Jetzt ist der Erfolg dieser jahrelangen Arbeit gefährdet. Es ist in den letzten Monaten trotz intensiver Bemühungen und zahlreicher Gespräche nicht gelungen, mit der Kultusministerkonferenz Einigkeit über die Zuordnung des Abiturs zu erzielen. Die Kultusministerkonferenz beharrt darauf, dass das Abitur auf der Stufe 5 eingeordnet wird. Gleichwertigkeit mit der dualen Berufsausbildung soll dadurch hergestellt werden, dass die Ausbildungsberufe über drei Stufen gestreckt werden. Gleichzeitig soll die Fachhochschulreife eine Stufe unterhalb des Abiturs angesiedelt werden. Das gefährdet die Kohärenz des DQR. Es wird der Gleichwertigkeit von allgemeiner und beruflicher Bildung nicht gerecht und setzt die duale Ausbildung gegenüber der Schulbildung herab.

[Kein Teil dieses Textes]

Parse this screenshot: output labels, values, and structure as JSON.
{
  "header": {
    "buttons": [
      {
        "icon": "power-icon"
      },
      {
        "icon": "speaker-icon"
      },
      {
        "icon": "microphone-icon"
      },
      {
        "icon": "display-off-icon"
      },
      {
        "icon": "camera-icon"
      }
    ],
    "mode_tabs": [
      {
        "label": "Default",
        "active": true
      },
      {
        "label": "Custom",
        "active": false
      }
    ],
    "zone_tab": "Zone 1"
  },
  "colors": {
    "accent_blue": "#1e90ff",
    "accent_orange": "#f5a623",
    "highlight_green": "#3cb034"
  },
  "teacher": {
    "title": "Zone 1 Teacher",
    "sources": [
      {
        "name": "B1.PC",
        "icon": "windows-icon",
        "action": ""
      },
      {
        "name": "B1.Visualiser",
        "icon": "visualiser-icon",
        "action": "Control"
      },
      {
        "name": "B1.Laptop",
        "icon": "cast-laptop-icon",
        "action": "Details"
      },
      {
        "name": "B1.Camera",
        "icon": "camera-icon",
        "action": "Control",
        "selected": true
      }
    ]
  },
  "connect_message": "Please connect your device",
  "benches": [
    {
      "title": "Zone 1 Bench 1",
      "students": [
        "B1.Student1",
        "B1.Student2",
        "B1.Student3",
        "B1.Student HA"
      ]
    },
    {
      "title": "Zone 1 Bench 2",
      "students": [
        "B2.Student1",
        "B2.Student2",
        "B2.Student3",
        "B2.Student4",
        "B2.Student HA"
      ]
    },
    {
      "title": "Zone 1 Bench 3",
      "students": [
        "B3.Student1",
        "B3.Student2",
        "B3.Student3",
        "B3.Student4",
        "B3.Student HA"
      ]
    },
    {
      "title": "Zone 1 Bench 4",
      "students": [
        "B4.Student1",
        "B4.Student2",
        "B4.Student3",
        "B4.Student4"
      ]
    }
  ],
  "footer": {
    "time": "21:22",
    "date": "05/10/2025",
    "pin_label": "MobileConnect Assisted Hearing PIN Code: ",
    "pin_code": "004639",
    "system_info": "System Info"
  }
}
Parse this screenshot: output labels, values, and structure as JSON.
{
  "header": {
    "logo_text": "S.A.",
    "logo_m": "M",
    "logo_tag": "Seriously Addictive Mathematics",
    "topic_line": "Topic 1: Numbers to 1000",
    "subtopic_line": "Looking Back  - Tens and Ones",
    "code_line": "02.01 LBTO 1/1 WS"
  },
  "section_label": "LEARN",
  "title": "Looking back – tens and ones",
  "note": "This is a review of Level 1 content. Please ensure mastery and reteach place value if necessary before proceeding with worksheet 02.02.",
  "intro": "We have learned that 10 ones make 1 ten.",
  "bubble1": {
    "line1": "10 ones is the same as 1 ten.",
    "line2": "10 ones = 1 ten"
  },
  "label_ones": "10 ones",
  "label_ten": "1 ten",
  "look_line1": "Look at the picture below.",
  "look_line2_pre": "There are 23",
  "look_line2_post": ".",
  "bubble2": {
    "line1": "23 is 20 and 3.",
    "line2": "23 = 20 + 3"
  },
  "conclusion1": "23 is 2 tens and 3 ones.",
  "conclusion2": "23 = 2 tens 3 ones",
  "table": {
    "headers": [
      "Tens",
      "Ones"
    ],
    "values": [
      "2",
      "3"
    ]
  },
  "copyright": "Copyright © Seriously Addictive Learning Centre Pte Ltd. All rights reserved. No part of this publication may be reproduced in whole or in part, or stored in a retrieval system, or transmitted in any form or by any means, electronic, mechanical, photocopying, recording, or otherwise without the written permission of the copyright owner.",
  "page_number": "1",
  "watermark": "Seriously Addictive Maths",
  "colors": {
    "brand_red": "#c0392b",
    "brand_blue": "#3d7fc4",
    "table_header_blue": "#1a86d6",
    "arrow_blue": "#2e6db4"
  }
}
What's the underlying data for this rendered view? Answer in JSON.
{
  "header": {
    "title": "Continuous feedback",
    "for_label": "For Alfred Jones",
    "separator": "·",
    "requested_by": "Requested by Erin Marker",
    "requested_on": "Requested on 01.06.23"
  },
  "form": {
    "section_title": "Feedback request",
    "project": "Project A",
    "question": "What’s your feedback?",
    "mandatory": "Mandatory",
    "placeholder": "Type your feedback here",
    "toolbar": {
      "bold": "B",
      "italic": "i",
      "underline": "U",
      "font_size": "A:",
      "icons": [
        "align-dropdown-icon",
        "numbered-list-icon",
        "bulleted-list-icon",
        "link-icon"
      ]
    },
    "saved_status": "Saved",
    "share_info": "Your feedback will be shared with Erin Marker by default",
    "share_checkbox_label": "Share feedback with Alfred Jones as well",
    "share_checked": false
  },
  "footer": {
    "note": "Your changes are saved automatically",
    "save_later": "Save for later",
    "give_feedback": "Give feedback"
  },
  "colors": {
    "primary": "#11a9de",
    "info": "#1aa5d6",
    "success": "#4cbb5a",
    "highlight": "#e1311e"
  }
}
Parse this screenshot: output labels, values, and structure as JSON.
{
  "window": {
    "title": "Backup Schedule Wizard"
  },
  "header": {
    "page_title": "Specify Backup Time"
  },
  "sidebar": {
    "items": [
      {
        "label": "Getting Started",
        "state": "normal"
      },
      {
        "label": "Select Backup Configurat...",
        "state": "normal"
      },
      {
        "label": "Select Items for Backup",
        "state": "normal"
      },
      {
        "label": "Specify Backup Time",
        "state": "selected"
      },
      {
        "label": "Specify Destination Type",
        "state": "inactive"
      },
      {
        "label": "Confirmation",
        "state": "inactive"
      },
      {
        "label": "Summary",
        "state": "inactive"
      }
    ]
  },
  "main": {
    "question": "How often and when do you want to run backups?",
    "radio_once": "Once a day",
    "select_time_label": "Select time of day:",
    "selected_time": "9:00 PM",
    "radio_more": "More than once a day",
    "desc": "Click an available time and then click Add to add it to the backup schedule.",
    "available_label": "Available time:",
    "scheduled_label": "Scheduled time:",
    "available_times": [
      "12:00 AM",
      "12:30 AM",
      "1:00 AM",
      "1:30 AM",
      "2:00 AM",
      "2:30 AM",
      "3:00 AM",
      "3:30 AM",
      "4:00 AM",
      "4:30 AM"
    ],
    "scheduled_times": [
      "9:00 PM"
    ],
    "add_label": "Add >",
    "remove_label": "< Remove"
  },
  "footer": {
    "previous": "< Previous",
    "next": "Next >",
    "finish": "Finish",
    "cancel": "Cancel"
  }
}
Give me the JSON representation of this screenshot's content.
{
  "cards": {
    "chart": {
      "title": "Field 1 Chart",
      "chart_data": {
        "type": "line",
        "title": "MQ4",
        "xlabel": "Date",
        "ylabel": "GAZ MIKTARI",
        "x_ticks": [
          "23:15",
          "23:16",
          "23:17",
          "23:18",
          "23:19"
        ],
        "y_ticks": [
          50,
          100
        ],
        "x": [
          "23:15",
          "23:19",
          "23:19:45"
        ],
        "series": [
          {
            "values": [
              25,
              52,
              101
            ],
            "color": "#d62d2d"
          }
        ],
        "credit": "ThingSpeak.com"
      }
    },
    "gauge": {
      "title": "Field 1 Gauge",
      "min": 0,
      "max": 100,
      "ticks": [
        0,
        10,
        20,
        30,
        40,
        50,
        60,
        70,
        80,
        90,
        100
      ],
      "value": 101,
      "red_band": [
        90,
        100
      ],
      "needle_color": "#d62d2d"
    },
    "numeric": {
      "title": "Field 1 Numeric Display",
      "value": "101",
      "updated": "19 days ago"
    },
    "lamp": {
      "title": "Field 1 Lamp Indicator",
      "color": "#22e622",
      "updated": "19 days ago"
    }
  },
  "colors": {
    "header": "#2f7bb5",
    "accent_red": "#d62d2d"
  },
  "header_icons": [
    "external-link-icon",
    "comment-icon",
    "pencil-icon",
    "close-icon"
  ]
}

Es stellt uns außerhalb der europäischen Wahrnehmung, die das deutsche Abitur nicht als höherwertiger ansieht als die Matura, das Baccalaureat oder die A-Levels. Und es wahrt nicht den erforderlichen Abstand zu den tertiären Abschlüssen der Stufe 5. Zudem unterscheidet es zwischen dem Abitur und der Fachhochschulreife, obwohl beides zur Aufnahme eines Bachelorstudiengangs an einer Hochschule berechtigt und der Bachelor unabhängig von der Art der Hochschule auf Stufe 5 eingeordnet wird. Es gefährdet unsere Glaubwürdigkeit gegenüber unserer eigenen Bevölkerung und in Europa. Der DQR ist ein beschäftigungsbezogenes Bewertungsinstrument, in dem vor allem nach den auf dem Arbeitsmarkt verwertbaren Kompetenzen gefragt wird. Zu Recht wird daher in den Medien gefragt: Warum soll der Geselle zwei Stufen unter dem Abiturienten stehen?
Wenn wir den DQR ernst nehmen, wenn wir Transparenz und Mobilität fördern wollen und wenn wir danach fragen, welche Kompetenzen tatsächlich vermittelt werden, dann müssen wir wirkliche Gleichwertigkeit zwischen Abitur und anspruchsvollen beruflichen Erstausbildungen schaffen. Wir dürfen die zweijährigen Aus-bildungen nicht mehr unterhalb der Hochschulreife einordnen. Auf der anderen Seite müssen wir den Abstand zu den ersten tertiären Abschlüssen wahren. Wie soll sonst der Wissens- und Kompetenzzuwachs zum Beispiel in Kurzstudiengängen oder Aufstiegsfortbildungen gezeigt werden?
Aus diesem Grund sage ich es offen: Wenn an dieser Stelle keine Einigkeit mit der Kultusseite möglich ist, ist es besser, auf die Zuordnung der Schulabschlüsse zunächst zu verzichten. Als nationales und europäisches Transparenzinstrument macht der DQR nur Sinn, wenn seine Zuordnungen richtig und stimmig sind. Auch wenn der EQR im Grundsatz bildungsbereichsübergreifend angelegt ist, hat er vor allem berufliche und akademische Qualifikationen mit unmittelbarem Arbeitsmarktbezug im Blick. Da die allgemeinbildenden Schulabschlüsse selbst nicht berufsqualifizierend sind, sondern die Grundlage für die weitere akademische und berufliche Ausbildung bilden, stellen sie ohnehin eine Besonderheit dar. Die allgemeinbildenden Schulabschlüsse könnten daher als Notlösung, wenn die weiteren Entwicklungen bei uns und in der EU klarer absehbar sind, in einem zweiten Schritt zugeordnet werden – wie es zum Beispiel auch Frankreich plant. So könnte die Stimmigkeit des Rahmens gewahrt und die Zuordnung der Qualifikationen sukzessive vorgenommen werden – und wir bewahren uns die Chance, mit dem DQR einen echten Beitrag für mehr Transparenz und Durchlässigkeit zu leisten.
Ich werbe noch einmal ausdrücklich um die Einführung des DQR: Qualifikationsrahmen sind Instrumente zur Erhöhung von Transparenz und Mobilität auf dem Arbeitsmarkt. Sie machen Gleichwertigkeit und Unterschiede zwischen Schulbildung und Studium und beruflicher Bildung in Deutschland sichtbar und tragen zur Durchlässigkeit und einer Erhöhung der Bildungsgerechtigkeit Deutschland und Europa bei.